Quick as a Flash
Filmed in 1952 for NBC
The Show:
Quick as a Flash was a long-running radio series that Bill hosted, so it was logical to find him hosting this television pilot.
Celebrities (Boris Karloff and Wendy Barrie in the pilot) were paired with contestants and competed in a series of "races." Each race is a skit or short film loaded with misleading hints to the identity of a famous person, place, thing, or event. Among the races in the pilot: a war movie parody in which the "pilots" are actually storks preparing to deliver the Dionne quintuplets, and a pair of actors with thick Brooklyn accents portray a bickering couple, with the blindfolded players trying to guess from the conversation that they're Henry VIII and Anne Boleyn.

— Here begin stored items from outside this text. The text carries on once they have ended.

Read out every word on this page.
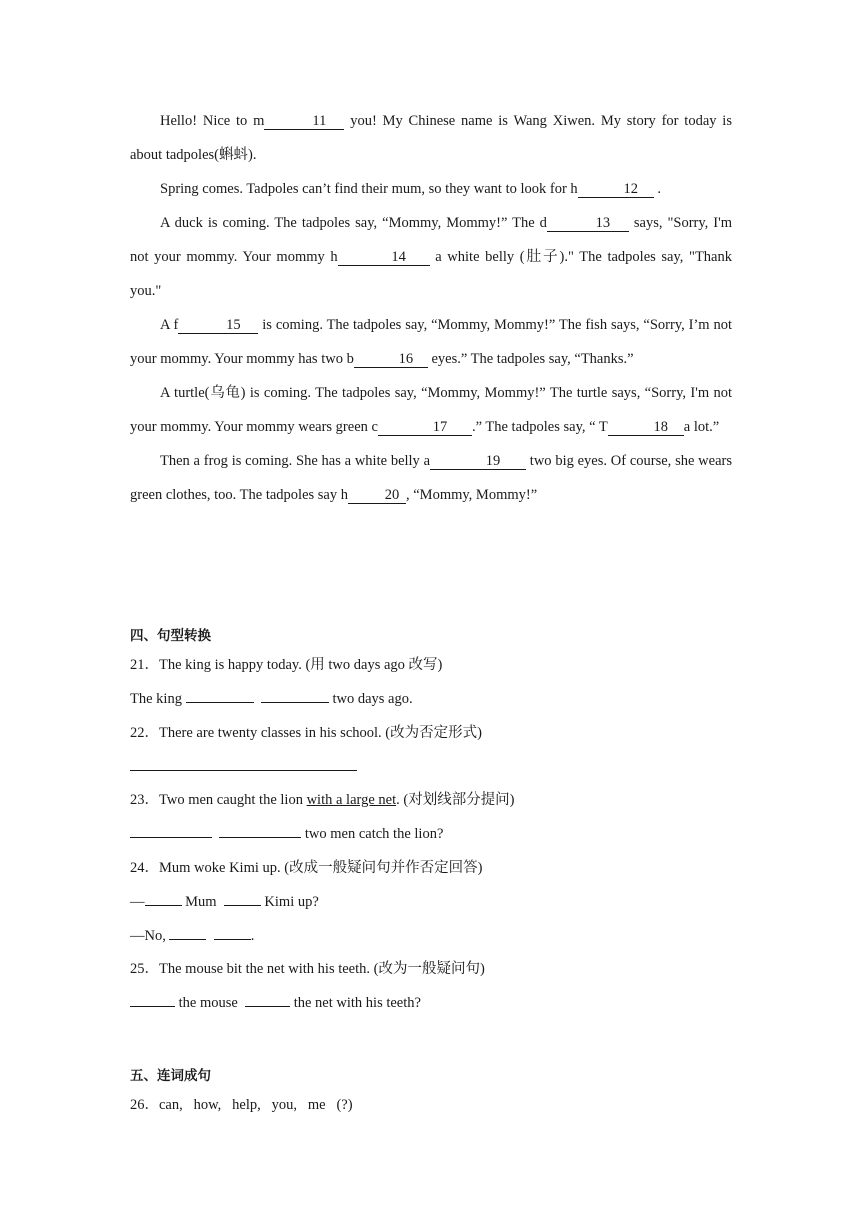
Hello! Nice to m	11 you! My Chinese name is Wang Xiwen. My story for today is about tadpoles(蝌蚪).

Spring comes. Tadpoles can’t find their mum, so they want to look for h	12 .

A duck is coming. The tadpoles say, “Mommy, Mommy!” The d	13 says, "Sorry, I'm not your mommy. Your mommy h	14 a white belly (肚子)." The tadpoles say, "Thank you."

A f	15 is coming. The tadpoles say, “Mommy, Mommy!” The fish says, “Sorry, I’m not your mommy. Your mommy has two b	16 eyes.” The tadpoles say, “Thanks.”

A turtle(乌龟) is coming. The tadpoles say, “Mommy, Mommy!” The turtle says, “Sorry, I'm not your mommy. Your mommy wears green c	17 .” The tadpoles say, “ T	18 a lot.”

Then a frog is coming. She has a white belly a	19 two big eyes. Of course, she wears green clothes, too. The tadpoles say h	20 , “Mommy, Mommy!”

四、句型转换
21．The king is happy today. (用 two days ago 改写)
The king	two days ago.
22．There are twenty classes in his school. (改为否定形式)
23．Two men caught the lion with a large net. (对划线部分提问)
two men catch the lion?
24．Mum woke Kimi up. (改成一般疑问句并作否定回答)
—	Mum	Kimi up?
—No,	.
25．The mouse bit the net with his teeth. (改为一般疑问句)
the mouse	the net with his teeth?
五、连词成句
26．can,   how,   help,   you,   me   (?)
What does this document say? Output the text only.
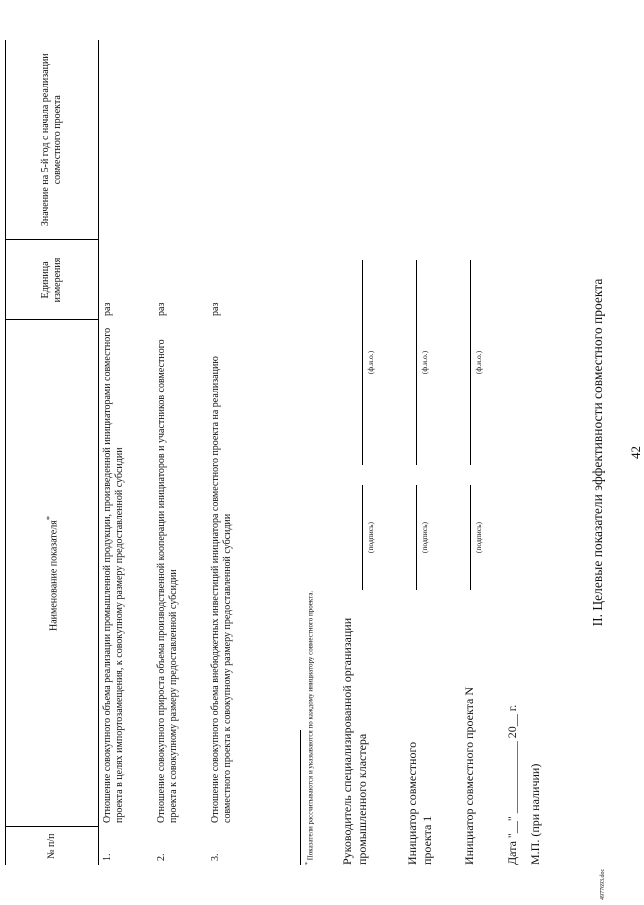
42
II. Целевые показатели эффективности совместного проекта
№ п/п	Наименование показателя*	Единица измерения	Значение на 5-й год с начала реализации совместного проекта
1.	Отношение совокупного объема реализации промышленной продукции, произведенной инициаторами совместного проекта в целях импортозамещения, к совокупному размеру предоставленной субсидии	раз	
2.	Отношение совокупного прироста объема производственной кооперации инициаторов и участников совместного проекта к совокупному размеру предоставленной субсидии	раз	
3.	Отношение совокупного объема внебюджетных инвестиций инициатора совместного проекта на реализацию совместного проекта к совокупному размеру предоставленной субсидии	раз	
* Показатели рассчитываются и указываются по каждому инициатору совместного проекта. Руководитель специализированной организации промышленного кластера
(подпись)
(ф.и.о.)
Инициатор совместного проекта 1
(подпись)
(ф.и.о.)
Инициатор совместного проекта N
(подпись)
(ф.и.о.)
Дата "__" ____________ 20__ г. М.П. (при наличии)
4977693.doc
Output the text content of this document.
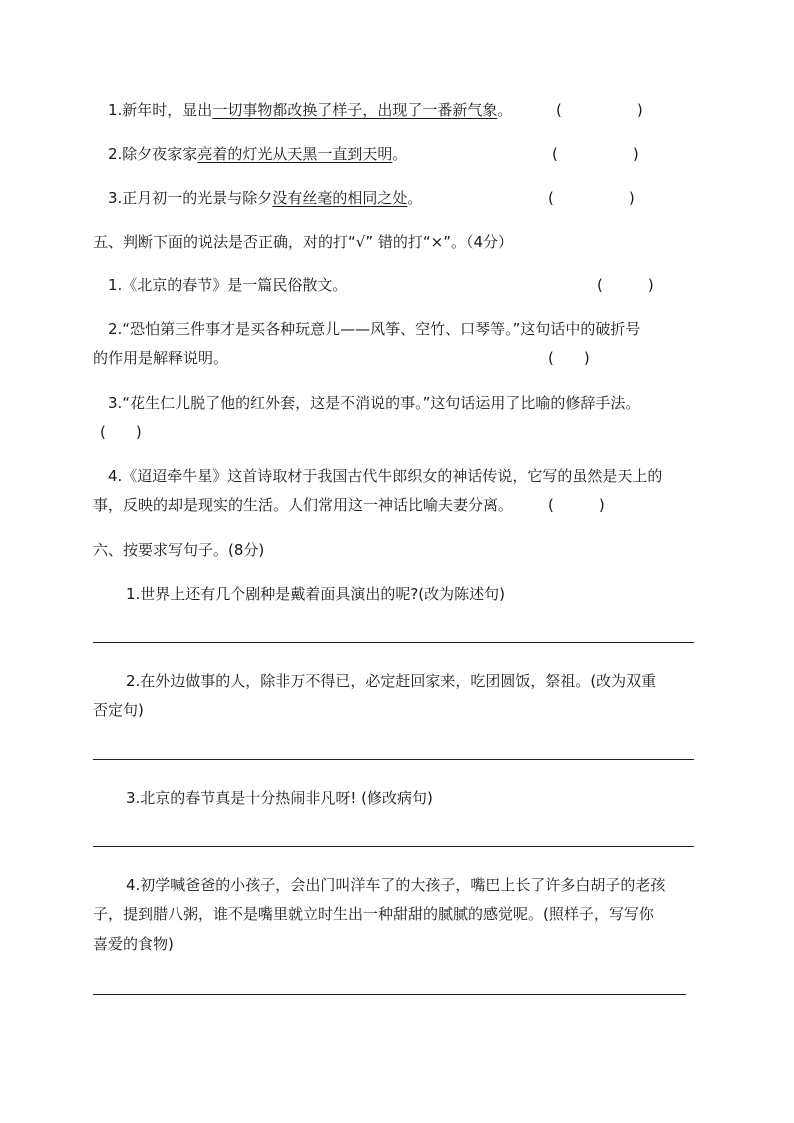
1.新年时，显出一切事物都改换了样子，出现了一番新气象。	(　　　　　)
2.除夕夜家家亮着的灯光从天黑一直到天明。	(　　　　　)
3.正月初一的光景与除夕没有丝毫的相同之处。	(　　　　　)
五、判断下面的说法是否正确，对的打“√” 错的打“×”。（4分）
1.《北京的春节》是一篇民俗散文。	(　　　)
2.“恐怕第三件事才是买各种玩意儿——风筝、空竹、口琴等。”这句话中的破折号
的作用是解释说明。	(　　)
3.“花生仁儿脱了他的红外套，这是不消说的事。”这句话运用了比喻的修辞手法。
(　　)
4.《迢迢牵牛星》这首诗取材于我国古代牛郎织女的神话传说，它写的虽然是天上的
事，反映的却是现实的生活。人们常用这一神话比喻夫妻分离。 (　　　)
六、按要求写句子。(8分)
1.世界上还有几个剧种是戴着面具演出的呢?(改为陈述句)
2.在外边做事的人，除非万不得已，必定赶回家来，吃团圆饭，祭祖。(改为双重
否定句)
3.北京的春节真是十分热闹非凡呀! (修改病句)
4.初学喊爸爸的小孩子，会出门叫洋车了的大孩子，嘴巴上长了许多白胡子的老孩
子，提到腊八粥，谁不是嘴里就立时生出一种甜甜的腻腻的感觉呢。(照样子，写写你
喜爱的食物)
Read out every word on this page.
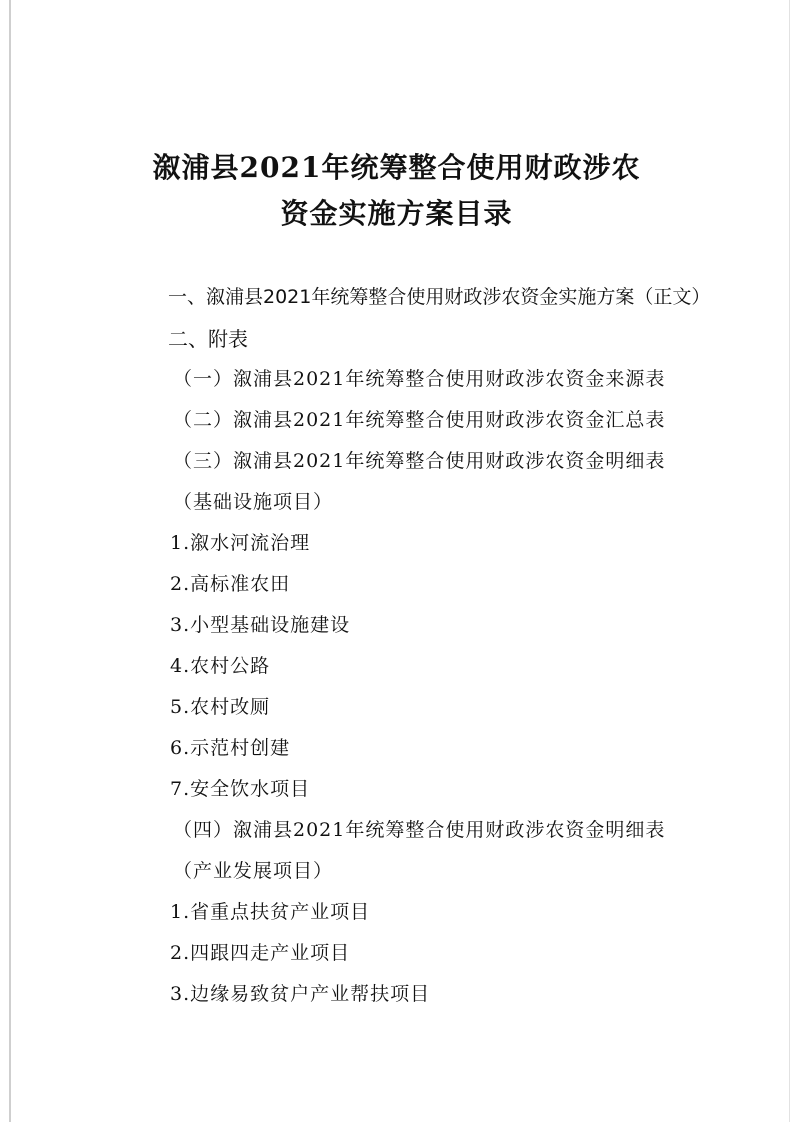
溆浦县2021年统筹整合使用财政涉农
资金实施方案目录
一、溆浦县2021年统筹整合使用财政涉农资金实施方案（正文）
二、附表
（一）溆浦县2021年统筹整合使用财政涉农资金来源表
（二）溆浦县2021年统筹整合使用财政涉农资金汇总表
（三）溆浦县2021年统筹整合使用财政涉农资金明细表
（基础设施项目）
1.溆水河流治理
2.高标准农田
3.小型基础设施建设
4.农村公路
5.农村改厕
6.示范村创建
7.安全饮水项目
（四）溆浦县2021年统筹整合使用财政涉农资金明细表
（产业发展项目）
1.省重点扶贫产业项目
2.四跟四走产业项目
3.边缘易致贫户产业帮扶项目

As the title might suggest, speed was a factor in answering the questions. As the film plays, the contestants can hit their high-frequency oscillators (you and I just call 'em buzzers) to stop the clues and give a guess. A wrong guess eliminates a celebrity from the race, but not their partner; two wrong answers eliminate the contestant from the race, but not their partner. A correct answer pays $25 (and if it's the celebrity giving the correct answer, a charitable donation will be made as well).
In addition, one race is the Pyramid race, which starts at $100 and carries over each episode until won.
Notes:
This is an interesting pilot showing how TV was still throwing things against the wall in its infancy. As the medium discovers it can be more than radio with a picture attachment, and here we're seeing a rather elaborate radio game show being adapted into an even more elaborate TV show. Thumbs way up for creativity on this one.
Even though this pilot was made for NBC, the series did have two brief runs on ABC in 1953 and 1954. Bill was not the regular host for either one of them, although a newspaper listing indicates that he guest-hosted the May 18 and May 25, 1953 episodes.
Bill and Bud Collyer had some strange instances of overlap in their career. Bill hosted Winner Take All on radio, Bud Collyer hosted it on TV, with Bill stepping in on at least one occasion to fill in for Collyer on the TV version. Bill also hosted the radio version of Beat the Clock, with Bud Collyer taking over the TV adaptation.
This pilot is traded among collectors. Curiously, there are no known surviving episodes of the ABC series, so Bill's rejected pilot is the only remnant of the TV run.